Tunisie, crise politique sur fond de confrontations violentes au Parlement

  • Depuis quelques jours, les attaques véhémentes se sont accentuées provoquant, ainsi, des suspensions de séances. Dernière en date, le 27 janvier dernier, à la suite de l’agression de la présidente du Parti destourien libre
  • L’Union générale tunisienne du travail accuse Ennahdha d’être responsable de la dégradation du pays et appelle les députés à mettre fin aux violences au sein de l’Assemblée des représentants du peuple

PARIS: Tensions extrêmes, affrontements et attaques physiques et verbales se répètent lors des séances plénières au sein de l’Assemblée des représentants du peuple (ARP). Les Tunisiens se sont habitués aux échanges houleux entre les différents représentants des formations politiques. Mais, depuis quelques jours, les attaques véhémentes se sont accentuées provoquant, ainsi, des suspensions de séances. Dernière en date, le 27 janvier dernier, à la suite de l’agression de la présidente du Parti destourien libre (PDL), au sein même du Parlement par Seifeddine Makhlouf, député de la coalition Al-Karama, une coalition ultraconservatrice islamiste, proche du parti Ennahdha.

Interrogé par Arab News en français sur les confrontations violentes successives au sein du Parlement, Thameur Saad, député et vice-président du groupe parlementaire PDL confirme que «la présidente de son groupe parlementaire a été encore une fois violentée. La violence devient une affaire d’État, depuis que les dix-sept membres du groupe parlementaire nommé “Al-Karama” extrémistes et protégés du président du Parlement, ont voté en faveur de la confiance aux nouveaux membres du gouvernement lors de la séance plénière du 26 janvier 2021».

Thameur Saad nous confie que «le scénario des violences contre les femmes continue et s’aggrave. La Tunisie, qui était un État de paix, de tolérance et de modernité dans le monde arabo-musulman, connaît actuellement de sérieux revers. «Le spectre des violences contre les femmes hante le pays et les habitants et menace son équilibre et sa stabilité sociale. Ce fléau se répand dans l’espace public tunisien pour atteindre son paroxysme au sein même de l’institution dite démocratique qu’est le Parlement», précise-t-il.
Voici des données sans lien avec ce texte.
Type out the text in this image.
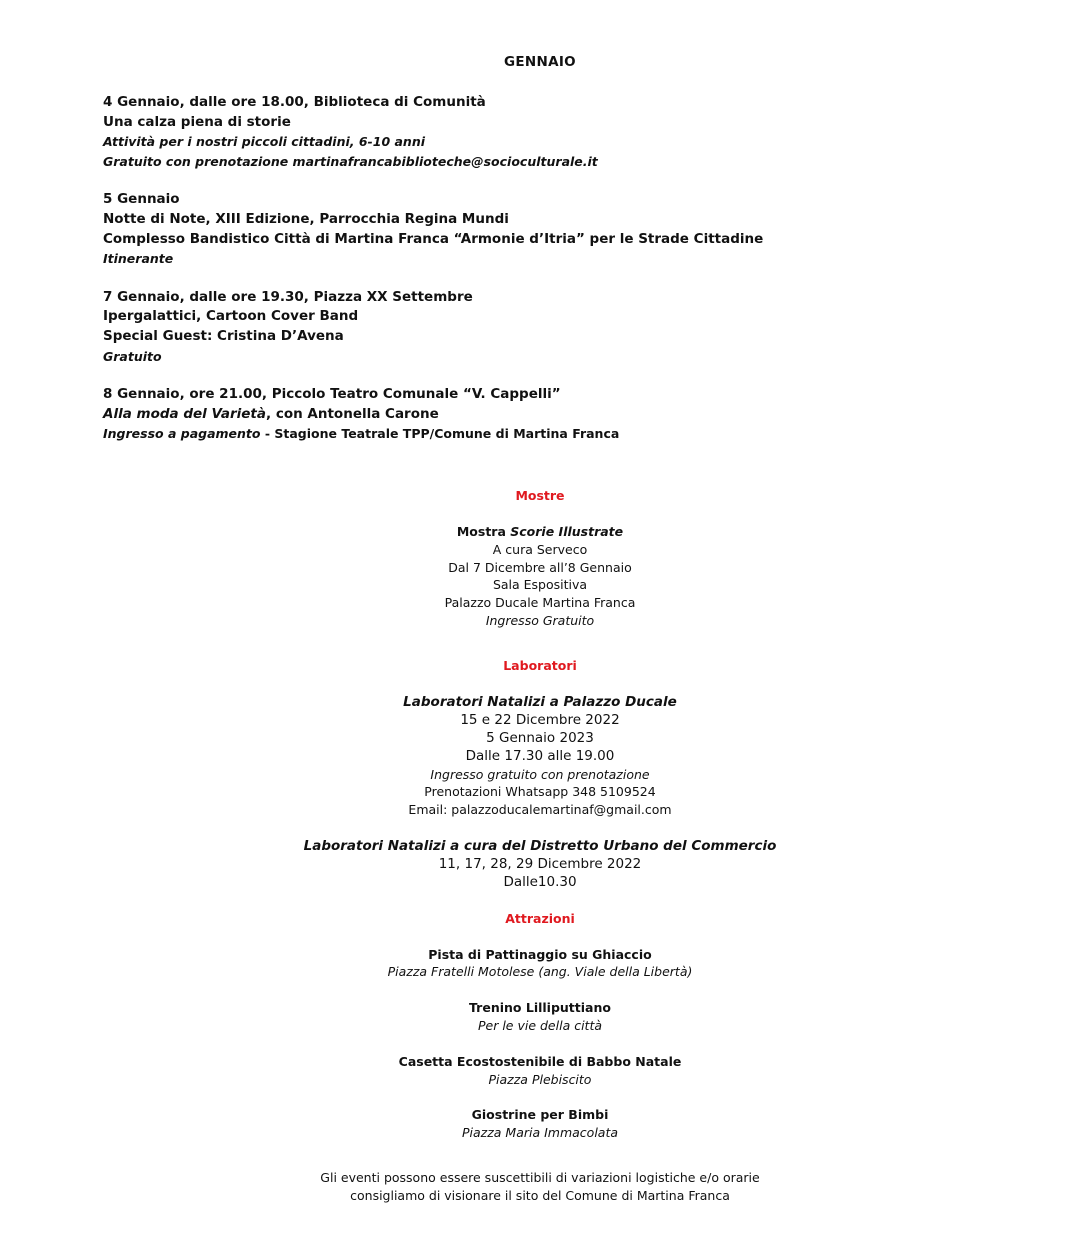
GENNAIO
4 Gennaio, dalle ore 18.00, Biblioteca di Comunità
Una calza piena di storie
Attività per i nostri piccoli cittadini, 6-10 anni
Gratuito con prenotazione martinafrancabiblioteche@socioculturale.it
5 Gennaio
Notte di Note, XIII Edizione, Parrocchia Regina Mundi
Complesso Bandistico Città di Martina Franca “Armonie d’Itria” per le Strade Cittadine
Itinerante
7 Gennaio, dalle ore 19.30, Piazza XX Settembre
Ipergalattici, Cartoon Cover Band
Special Guest: Cristina D’Avena
Gratuito
8 Gennaio, ore 21.00, Piccolo Teatro Comunale “V. Cappelli”
Alla moda del Varietà, con Antonella Carone
Ingresso a pagamento - Stagione Teatrale TPP/Comune di Martina Franca
Mostre
Mostra Scorie Illustrate
A cura Serveco
Dal 7 Dicembre all’8 Gennaio
Sala Espositiva
Palazzo Ducale Martina Franca
Ingresso Gratuito
Laboratori
Laboratori Natalizi a Palazzo Ducale
15 e 22 Dicembre 2022
5 Gennaio 2023
Dalle 17.30 alle 19.00
Ingresso gratuito con prenotazione
Prenotazioni Whatsapp 348 5109524
Email: palazzoducalemartinaf@gmail.com
Laboratori Natalizi a cura del Distretto Urbano del Commercio
11, 17, 28, 29 Dicembre 2022
Dalle10.30
Attrazioni
Pista di Pattinaggio su Ghiaccio
Piazza Fratelli Motolese (ang. Viale della Libertà)
Trenino Lilliputtiano
Per le vie della città
Casetta Ecostostenibile di Babbo Natale
Piazza Plebiscito
Giostrine per Bimbi
Piazza Maria Immacolata
Gli eventi possono essere suscettibili di variazioni logistiche e/o orarie
consigliamo di visionare il sito del Comune di Martina Franca
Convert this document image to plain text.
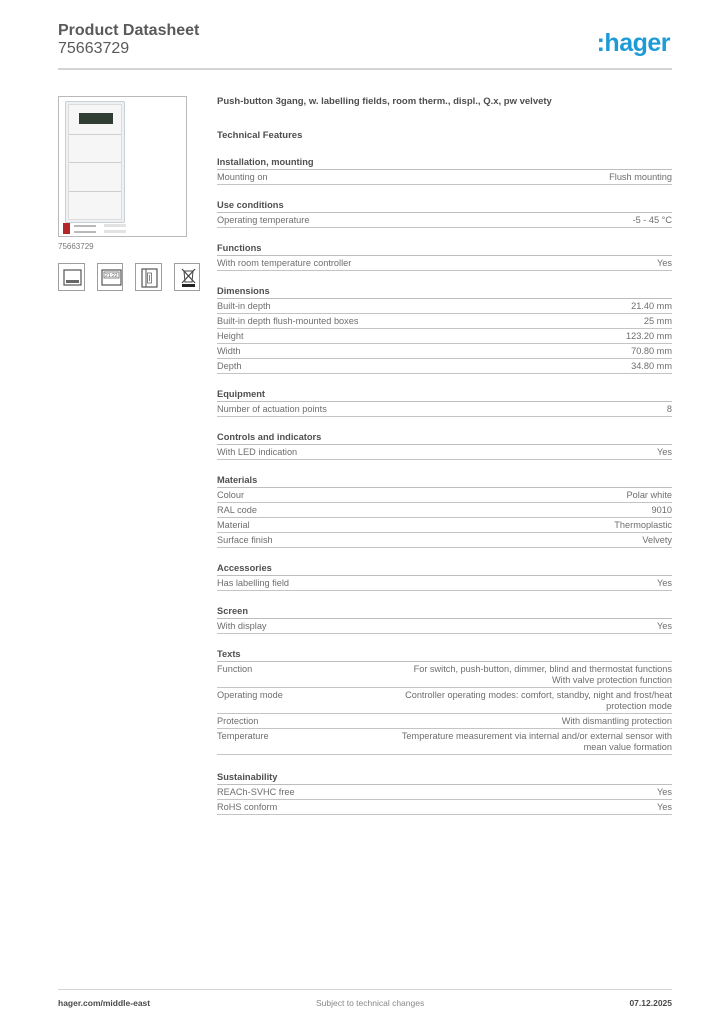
Product Datasheet
75663729	:hager
75663729
21:22
Push-button 3gang, w. labelling fields, room therm., displ., Q.x, pw velvety
Technical Features
Installation, mounting
Mounting on	Flush mounting
Use conditions
Operating temperature	-5 - 45 °C
Functions
With room temperature controller	Yes
Dimensions
Built-in depth	21.40 mm
Built-in depth flush-mounted boxes	25 mm
Height	123.20 mm
Width	70.80 mm
Depth	34.80 mm
Equipment
Number of actuation points	8
Controls and indicators
With LED indication	Yes
Materials
Colour	Polar white
RAL code	9010
Material	Thermoplastic
Surface finish	Velvety
Accessories
Has labelling field	Yes
Screen
With display	Yes
Texts
Function	For switch, push-button, dimmer, blind and thermostat functions
With valve protection function
Operating mode	Controller operating modes: comfort, standby, night and frost/heat
protection mode
Protection	With dismantling protection
Temperature	Temperature measurement via internal and/or external sensor with
mean value formation
Sustainability
REACh-SVHC free	Yes
RoHS conform	Yes
hager.com/middle-east	Subject to technical changes	07.12.2025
La violence s’institutionnalise

Le vice-président du Parti destourien libre fait savoir à Arab News en français que «La violence s’institutionnalise». Car, estime-t-il, «tout acte et comportement qui transgressent la loi et les règlements engagent le gouvernement et la coalition parlementaire dominée par la branche tunisienne de l’Organisation internationale des frères musulmans, leurs acolytes extrémistes et leurs alliés, qui constituent sa couverture politique». Or, précise-t-il «la non-condamnation des actes de violence commis par Seifeddine Makhlouf à l’égard de la présidente du PDL, Abir Moussi, lors du sit-in, le 27 janvier 2021, constitue une complicité avérée dans un acte criminalisé par loi».

Thameur Saad nous confie: «Malgré la large solidarité exprimée par un nombre important de députés ainsi qu’une large frange des composantes de la société civile, les institutions de l’État, gouvernement et Parlement, n’ont donné aucune suite à nos requêtes.»

Le président tunisien, Kaïs Saïed, critiqué par Rached Ghannouchi, président de l’ARP

Rached Ghannouchi, président du parti Ennahdha et président du Parlement, a critiqué le président de la République, Kaïs Saïed, à la suite de son refus d’accepter la prestation de serment de certains ministres désignés lors du dernier remaniement ministériel. «Il croit avoir le droit d’accepter certains ministres et d’en refuser d’autres», fait-il savoir. Cela revient à une confusion entre les régimes parlementaire et présidentiel. Il ajoute que «le régime parlementaire suppose un rôle symbolique du président de la République, et non un rôle constitutif. De ce fait, la composition ministérielle revient au parti au pouvoir et au chef du gouvernement» a-t-il martelé lors de la séance plénière au sein de l’Assemblée des représentants du peuple le 29 janvier dernier.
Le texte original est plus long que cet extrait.